En la frontera de Ciudad Juárez, el secuestro de personas migrantes no ocurre de la forma tradicional. De acuerdo con el análisis de la Secretaría de Seguridad Pública Municipal, son los propios migrantes quienes, impulsados por la urgencia de cruzar a Estados Unidos, se entregan voluntariamente a redes criminales que operan bajo el engaño de ofrecerles un paso seguro al otro lado de la frontera.
César Omar Muñoz, secretario de Seguridad Pública Municipal, expuso que esta dinámica convierte el delito en un fenómeno particularmente complejo, ya que las personas en movilidad buscan activamente a quienes prometen cruzarlas, sin saber que esa decisión las coloca directamente en manos de delincuentes. En muchos casos, lo que inicia como un acuerdo para el cruce irregular termina en privaciones de la libertad, extorsiones y secuestros, al quedar las víctimas sometidas contra su voluntad.

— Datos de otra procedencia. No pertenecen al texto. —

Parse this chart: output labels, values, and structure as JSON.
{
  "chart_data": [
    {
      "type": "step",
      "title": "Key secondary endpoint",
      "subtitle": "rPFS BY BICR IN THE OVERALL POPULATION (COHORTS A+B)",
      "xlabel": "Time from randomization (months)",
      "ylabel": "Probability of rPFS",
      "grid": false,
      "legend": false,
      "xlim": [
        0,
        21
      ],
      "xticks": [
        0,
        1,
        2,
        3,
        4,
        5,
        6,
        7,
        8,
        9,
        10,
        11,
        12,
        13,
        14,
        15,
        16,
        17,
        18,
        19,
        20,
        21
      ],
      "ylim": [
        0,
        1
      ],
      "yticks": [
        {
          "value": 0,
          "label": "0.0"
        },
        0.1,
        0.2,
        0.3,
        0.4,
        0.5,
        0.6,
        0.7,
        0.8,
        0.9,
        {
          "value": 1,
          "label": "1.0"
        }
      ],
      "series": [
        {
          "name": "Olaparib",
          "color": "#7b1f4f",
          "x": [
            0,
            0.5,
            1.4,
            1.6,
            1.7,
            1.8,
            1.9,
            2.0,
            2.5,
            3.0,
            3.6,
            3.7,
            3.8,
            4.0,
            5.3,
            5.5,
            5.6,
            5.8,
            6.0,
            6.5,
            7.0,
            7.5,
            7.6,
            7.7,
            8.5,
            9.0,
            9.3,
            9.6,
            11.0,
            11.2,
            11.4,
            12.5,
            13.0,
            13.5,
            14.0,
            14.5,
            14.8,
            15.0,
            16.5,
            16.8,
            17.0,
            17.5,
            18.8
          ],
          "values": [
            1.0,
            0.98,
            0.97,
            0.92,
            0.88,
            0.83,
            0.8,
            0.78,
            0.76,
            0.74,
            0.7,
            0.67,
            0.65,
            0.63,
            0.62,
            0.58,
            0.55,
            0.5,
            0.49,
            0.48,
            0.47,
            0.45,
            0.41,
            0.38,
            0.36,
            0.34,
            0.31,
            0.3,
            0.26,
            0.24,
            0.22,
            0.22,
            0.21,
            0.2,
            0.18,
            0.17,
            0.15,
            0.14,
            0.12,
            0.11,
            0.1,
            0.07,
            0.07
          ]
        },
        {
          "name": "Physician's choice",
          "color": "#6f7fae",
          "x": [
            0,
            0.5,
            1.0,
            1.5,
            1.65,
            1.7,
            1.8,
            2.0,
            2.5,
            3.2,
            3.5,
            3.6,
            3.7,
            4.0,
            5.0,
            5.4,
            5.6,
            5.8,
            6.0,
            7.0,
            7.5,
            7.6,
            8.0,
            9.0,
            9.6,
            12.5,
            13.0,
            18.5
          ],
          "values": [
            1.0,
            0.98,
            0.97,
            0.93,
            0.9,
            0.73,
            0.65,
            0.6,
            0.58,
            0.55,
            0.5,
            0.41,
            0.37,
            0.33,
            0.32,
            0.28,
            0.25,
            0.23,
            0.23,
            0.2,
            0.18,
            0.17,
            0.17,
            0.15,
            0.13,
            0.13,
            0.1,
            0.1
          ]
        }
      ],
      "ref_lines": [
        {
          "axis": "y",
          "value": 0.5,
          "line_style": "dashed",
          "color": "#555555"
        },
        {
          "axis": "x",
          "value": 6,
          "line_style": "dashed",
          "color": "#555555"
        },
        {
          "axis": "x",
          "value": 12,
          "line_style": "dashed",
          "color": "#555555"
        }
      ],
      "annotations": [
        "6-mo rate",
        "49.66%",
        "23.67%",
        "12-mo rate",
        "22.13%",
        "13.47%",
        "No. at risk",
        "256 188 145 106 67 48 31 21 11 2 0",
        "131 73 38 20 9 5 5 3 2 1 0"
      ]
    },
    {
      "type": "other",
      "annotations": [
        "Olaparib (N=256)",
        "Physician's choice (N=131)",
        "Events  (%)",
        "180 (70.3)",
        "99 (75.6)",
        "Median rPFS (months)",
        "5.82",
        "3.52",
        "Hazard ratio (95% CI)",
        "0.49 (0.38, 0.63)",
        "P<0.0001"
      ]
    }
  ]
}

Este patrón ha provocado que los hechos delictivos evolucionen en su clasificación, pasando de retenciones ilegales a secuestros formales, debido a las condiciones de encierro y amenazas que enfrentan las personas migrantes. La situación se agrava por la alta vulnerabilidad en la que se encuentran, marcada por el miedo, la desinformación y la desesperación por llegar al vecino país.
Ante este escenario, la Secretaría de Seguridad Pública Municipal ha reforzado la presencia operativa en el bordo del río Bravo y zonas cercanas, con el objetivo de inhibir los cruces irregulares y reducir el contacto entre migrantes y grupos delictivos. Sin embargo, las autoridades reconocen que la prevención es limitada, ya que los traficantes de personas cambian constantemente de métodos y rutas, mientras que los migrantes continúan buscando alternativas para cruzar. El contexto migratorio actual mantiene a Ciudad Juárez en un punto crítico, donde la necesidad de llegar a Estados Unidos empuja a cientos de personas a tomar decisiones extremas, incluso entregarse voluntariamente a quienes después los convierten en víctimas de secuestro, generando un drama humano que sigue cobrando fuerza en la frontera.